Performance Efficiency
The Performance Efficiency pillar includes the ability to
use computing resources efficiently to meet system requirements, and to
maintain that efficiency as demand changes and technologies evolve. As with the other pillars there are a few
things to keep in mind here
· xaaS. These days many technologies
can be consumed as a service and does not entail installing and administering them
ourselves. The service provider would be an expert in ensuring optimal
efficiency of the service; leverage that to the extent possible
· Go serverless. As a corollary to the
above principle, it makes sense to leverage serverless compute and serverless
storage in order to avoid provisioning them ourselves. However, there may be a
tradeoff on cost and one would need to balance performance efficiency against
it
· Having made these choices, it is
important to review them periodically and check if there are variances from
expected performance. If there are then, those need to be addressed
· Usually, there will be multiple
services for similar use cases. Understand which service(s) best fits your
specific use case. Consult AWS if needed
· When trying to improve performance
efficiency, work against a specific target and benchmark existing efficiency
for a given set of parameters. This will let you measure improvements
objectively
· Work against permissible cost for
your set of requirements
· Analyze metrics, access patterns and
choosing storage and compute options based on these
· Network parameters usually will have
a big impact on performance and efficiency. Study this closely and make
appropriate configuration changes
Cost Optimization
Cost optimization
is the process of minimizing costs thru continual process of refinement and
improvement, without compromising on business outcomes
· Use tools like AWS Budgets wisely
and extensively to stay within limits. However, monitor costs proactively and
don’t depend just on notifications
· Keep Finance and Technology teams in
the loop on all decisions in the cloud journey
· Aim to innovate without overspending
· Create groups and roles which
control who can commission/decommission instances and resources. Good way to keep
in check rising costs
· Have policies in place which preempt
unnecessary resource use.
· Know exactly where costs are being
incurred and focus more on those areas to implement cost controls. 80% of the
costs may be incurred by 20% of the services. Focus more on these services
Sustainability
This pillar was recently
added, and it focuses on the long-term environmental, economic and societal
impact of your business activities on AWS cloud
It is important to understand
that all workloads leave a carbon footprint. Since all unnecessary storage and
compute leads to wastage of energy, one of the core guiding principles this
pillar advocates, is to eliminate redundant storage and compute and do
everything that supports this cause
Let us look
at a couple of instances where application of Well Architected Framework
Principles led to benefits for customers
· Consulting solutions firm Burns
& McDonnell saved 30% of its overall AWS bill in the first week after
taking action based on the Well Architected Framework guiding principles.

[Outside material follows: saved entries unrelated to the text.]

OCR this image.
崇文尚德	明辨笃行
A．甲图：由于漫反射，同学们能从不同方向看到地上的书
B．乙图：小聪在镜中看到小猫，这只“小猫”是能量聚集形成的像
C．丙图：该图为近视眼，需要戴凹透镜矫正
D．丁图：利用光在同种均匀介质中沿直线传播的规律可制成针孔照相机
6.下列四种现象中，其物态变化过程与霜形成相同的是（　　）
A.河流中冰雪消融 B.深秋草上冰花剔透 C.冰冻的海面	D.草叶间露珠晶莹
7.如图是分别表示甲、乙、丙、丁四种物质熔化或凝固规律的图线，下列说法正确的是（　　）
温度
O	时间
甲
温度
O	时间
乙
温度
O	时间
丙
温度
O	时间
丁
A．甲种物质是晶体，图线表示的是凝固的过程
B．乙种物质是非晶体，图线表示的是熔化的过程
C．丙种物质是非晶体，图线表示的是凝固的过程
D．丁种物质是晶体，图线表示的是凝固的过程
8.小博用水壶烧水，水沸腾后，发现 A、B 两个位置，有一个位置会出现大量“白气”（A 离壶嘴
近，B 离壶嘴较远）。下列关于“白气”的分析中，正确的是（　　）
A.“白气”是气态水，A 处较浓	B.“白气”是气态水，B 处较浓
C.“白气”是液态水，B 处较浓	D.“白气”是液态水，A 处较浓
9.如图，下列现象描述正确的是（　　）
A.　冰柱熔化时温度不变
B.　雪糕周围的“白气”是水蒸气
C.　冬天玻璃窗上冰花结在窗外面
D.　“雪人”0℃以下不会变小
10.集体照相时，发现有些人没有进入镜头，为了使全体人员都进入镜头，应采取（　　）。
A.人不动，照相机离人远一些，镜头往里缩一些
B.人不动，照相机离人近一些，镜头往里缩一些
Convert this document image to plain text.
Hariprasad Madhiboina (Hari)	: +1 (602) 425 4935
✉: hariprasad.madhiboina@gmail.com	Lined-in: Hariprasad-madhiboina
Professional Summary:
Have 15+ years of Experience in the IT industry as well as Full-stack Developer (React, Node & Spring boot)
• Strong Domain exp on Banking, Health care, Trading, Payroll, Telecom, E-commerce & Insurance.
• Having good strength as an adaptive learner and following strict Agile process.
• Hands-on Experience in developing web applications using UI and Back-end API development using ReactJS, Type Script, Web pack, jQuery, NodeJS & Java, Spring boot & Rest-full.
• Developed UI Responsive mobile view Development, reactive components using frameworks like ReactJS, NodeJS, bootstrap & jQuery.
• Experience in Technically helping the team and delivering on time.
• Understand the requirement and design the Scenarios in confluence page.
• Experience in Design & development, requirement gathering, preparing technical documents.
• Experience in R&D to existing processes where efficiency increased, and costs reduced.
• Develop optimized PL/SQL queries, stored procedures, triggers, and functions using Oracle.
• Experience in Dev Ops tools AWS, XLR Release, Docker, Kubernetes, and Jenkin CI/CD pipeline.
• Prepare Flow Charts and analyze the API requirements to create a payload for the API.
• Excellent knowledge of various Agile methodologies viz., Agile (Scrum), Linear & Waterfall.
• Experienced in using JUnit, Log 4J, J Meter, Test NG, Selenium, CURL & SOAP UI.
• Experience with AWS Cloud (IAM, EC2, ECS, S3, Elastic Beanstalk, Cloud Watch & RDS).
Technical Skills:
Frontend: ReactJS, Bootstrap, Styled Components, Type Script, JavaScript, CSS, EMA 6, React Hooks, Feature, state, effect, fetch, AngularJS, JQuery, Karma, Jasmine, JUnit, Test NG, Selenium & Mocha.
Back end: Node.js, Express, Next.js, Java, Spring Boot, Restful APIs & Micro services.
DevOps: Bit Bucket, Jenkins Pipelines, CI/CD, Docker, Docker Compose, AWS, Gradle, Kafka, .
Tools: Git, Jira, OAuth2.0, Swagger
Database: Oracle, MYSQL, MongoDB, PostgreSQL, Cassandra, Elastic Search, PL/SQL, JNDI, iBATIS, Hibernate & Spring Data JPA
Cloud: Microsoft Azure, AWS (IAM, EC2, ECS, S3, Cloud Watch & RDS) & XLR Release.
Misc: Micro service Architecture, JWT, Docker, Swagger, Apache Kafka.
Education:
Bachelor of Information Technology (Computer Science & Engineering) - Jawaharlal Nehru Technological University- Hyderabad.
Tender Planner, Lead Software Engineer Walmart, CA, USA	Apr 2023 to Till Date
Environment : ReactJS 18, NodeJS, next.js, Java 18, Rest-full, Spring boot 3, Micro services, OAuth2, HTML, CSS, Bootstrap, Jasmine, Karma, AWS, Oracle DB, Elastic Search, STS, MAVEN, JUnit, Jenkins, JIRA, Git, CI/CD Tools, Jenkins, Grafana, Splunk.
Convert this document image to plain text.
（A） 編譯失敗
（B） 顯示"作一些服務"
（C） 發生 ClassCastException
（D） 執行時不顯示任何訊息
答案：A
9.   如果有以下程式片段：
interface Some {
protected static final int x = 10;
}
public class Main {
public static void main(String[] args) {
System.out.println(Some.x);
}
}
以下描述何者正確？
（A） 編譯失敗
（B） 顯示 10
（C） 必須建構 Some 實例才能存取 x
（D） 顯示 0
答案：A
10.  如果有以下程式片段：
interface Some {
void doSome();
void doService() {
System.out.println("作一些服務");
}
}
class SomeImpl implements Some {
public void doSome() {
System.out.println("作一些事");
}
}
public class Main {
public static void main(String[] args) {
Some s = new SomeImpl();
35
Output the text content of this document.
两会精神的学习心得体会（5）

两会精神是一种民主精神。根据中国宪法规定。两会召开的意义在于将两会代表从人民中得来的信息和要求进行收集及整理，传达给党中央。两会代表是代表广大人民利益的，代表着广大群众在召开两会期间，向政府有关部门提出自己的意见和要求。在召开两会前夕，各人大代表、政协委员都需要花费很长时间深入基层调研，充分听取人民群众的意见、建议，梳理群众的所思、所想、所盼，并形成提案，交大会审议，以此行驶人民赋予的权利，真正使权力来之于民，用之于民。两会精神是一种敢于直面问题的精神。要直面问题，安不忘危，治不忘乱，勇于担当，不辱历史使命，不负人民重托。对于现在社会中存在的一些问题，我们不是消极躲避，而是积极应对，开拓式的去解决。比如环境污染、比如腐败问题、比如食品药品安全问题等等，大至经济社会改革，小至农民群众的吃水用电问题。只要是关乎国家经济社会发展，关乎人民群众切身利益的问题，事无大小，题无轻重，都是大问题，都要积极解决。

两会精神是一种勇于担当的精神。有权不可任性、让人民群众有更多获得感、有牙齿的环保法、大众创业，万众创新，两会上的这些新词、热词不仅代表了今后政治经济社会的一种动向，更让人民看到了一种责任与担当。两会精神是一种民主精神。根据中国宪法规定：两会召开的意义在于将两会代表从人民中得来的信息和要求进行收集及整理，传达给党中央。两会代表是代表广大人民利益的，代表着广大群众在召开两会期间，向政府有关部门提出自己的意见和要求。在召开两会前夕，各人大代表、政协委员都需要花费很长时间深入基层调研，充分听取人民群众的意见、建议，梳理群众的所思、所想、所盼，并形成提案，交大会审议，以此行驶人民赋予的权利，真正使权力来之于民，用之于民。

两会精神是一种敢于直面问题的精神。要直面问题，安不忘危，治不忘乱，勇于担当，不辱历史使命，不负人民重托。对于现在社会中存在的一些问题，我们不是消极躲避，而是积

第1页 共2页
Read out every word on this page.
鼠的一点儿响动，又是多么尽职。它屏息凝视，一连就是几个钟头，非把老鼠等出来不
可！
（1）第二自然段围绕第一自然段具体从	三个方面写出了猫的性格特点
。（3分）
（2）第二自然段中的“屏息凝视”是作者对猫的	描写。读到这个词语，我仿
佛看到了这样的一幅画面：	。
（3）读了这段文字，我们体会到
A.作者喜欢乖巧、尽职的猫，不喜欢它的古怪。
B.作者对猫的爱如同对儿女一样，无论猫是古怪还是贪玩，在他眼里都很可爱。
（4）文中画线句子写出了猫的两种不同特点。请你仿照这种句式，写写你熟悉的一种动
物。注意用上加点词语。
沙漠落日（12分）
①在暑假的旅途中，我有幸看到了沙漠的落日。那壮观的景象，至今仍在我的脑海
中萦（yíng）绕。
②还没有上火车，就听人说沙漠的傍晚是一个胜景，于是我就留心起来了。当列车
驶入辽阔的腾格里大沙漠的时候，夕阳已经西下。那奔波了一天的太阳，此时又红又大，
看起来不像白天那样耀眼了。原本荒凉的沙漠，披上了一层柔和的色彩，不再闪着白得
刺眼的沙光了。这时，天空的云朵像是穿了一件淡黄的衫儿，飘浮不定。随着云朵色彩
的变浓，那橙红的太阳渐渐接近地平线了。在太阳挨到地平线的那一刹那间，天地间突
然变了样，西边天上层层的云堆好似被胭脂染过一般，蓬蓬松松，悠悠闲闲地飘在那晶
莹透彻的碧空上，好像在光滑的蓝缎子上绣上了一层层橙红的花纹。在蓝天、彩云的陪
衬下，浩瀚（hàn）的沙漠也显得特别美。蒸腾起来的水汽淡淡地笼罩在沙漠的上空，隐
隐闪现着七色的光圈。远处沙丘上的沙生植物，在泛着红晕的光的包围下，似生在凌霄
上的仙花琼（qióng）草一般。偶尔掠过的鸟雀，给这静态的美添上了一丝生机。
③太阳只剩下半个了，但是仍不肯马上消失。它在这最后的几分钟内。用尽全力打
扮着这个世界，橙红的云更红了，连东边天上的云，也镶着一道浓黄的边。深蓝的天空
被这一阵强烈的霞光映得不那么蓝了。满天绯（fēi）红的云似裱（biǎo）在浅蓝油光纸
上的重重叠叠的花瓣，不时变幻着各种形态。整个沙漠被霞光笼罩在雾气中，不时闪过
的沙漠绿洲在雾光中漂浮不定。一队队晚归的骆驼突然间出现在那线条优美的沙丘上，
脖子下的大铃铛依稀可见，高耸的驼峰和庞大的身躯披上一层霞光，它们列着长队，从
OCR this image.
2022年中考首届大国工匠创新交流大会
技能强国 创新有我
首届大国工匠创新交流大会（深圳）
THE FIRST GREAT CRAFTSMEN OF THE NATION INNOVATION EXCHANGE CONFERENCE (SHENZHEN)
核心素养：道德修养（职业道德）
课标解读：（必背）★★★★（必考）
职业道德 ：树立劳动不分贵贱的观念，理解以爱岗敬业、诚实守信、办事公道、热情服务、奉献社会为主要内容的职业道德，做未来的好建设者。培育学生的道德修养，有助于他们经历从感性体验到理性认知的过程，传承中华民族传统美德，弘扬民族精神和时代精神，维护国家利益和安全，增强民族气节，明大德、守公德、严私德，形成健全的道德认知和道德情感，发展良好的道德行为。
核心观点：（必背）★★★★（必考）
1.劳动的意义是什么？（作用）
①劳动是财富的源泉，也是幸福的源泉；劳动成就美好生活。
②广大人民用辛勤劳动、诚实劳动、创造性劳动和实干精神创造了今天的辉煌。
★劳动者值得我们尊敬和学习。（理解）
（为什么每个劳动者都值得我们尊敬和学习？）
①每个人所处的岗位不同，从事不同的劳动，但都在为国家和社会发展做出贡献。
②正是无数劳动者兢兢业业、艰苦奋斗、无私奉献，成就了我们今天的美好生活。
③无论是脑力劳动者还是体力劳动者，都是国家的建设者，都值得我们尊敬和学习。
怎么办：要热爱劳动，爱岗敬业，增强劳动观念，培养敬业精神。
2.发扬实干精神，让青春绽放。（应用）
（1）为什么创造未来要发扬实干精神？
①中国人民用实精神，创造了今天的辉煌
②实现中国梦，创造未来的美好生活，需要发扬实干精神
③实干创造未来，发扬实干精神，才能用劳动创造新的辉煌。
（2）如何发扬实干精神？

· BMC Software used the principles of
Well Architected Framework and saw the following benefits
· Was able to start delivering
immediate value to customers
· Expanded offerings to new companies
and departments
· Received positive customer feedback
within its first 4 months
· Exceeded internal business objectives
The Well Architected Framework is a
good place to start for teams looking to optimize their AWS based solutions
along different dimensions. I encourage delivery teams to apply this framework
and aim to build robust solutions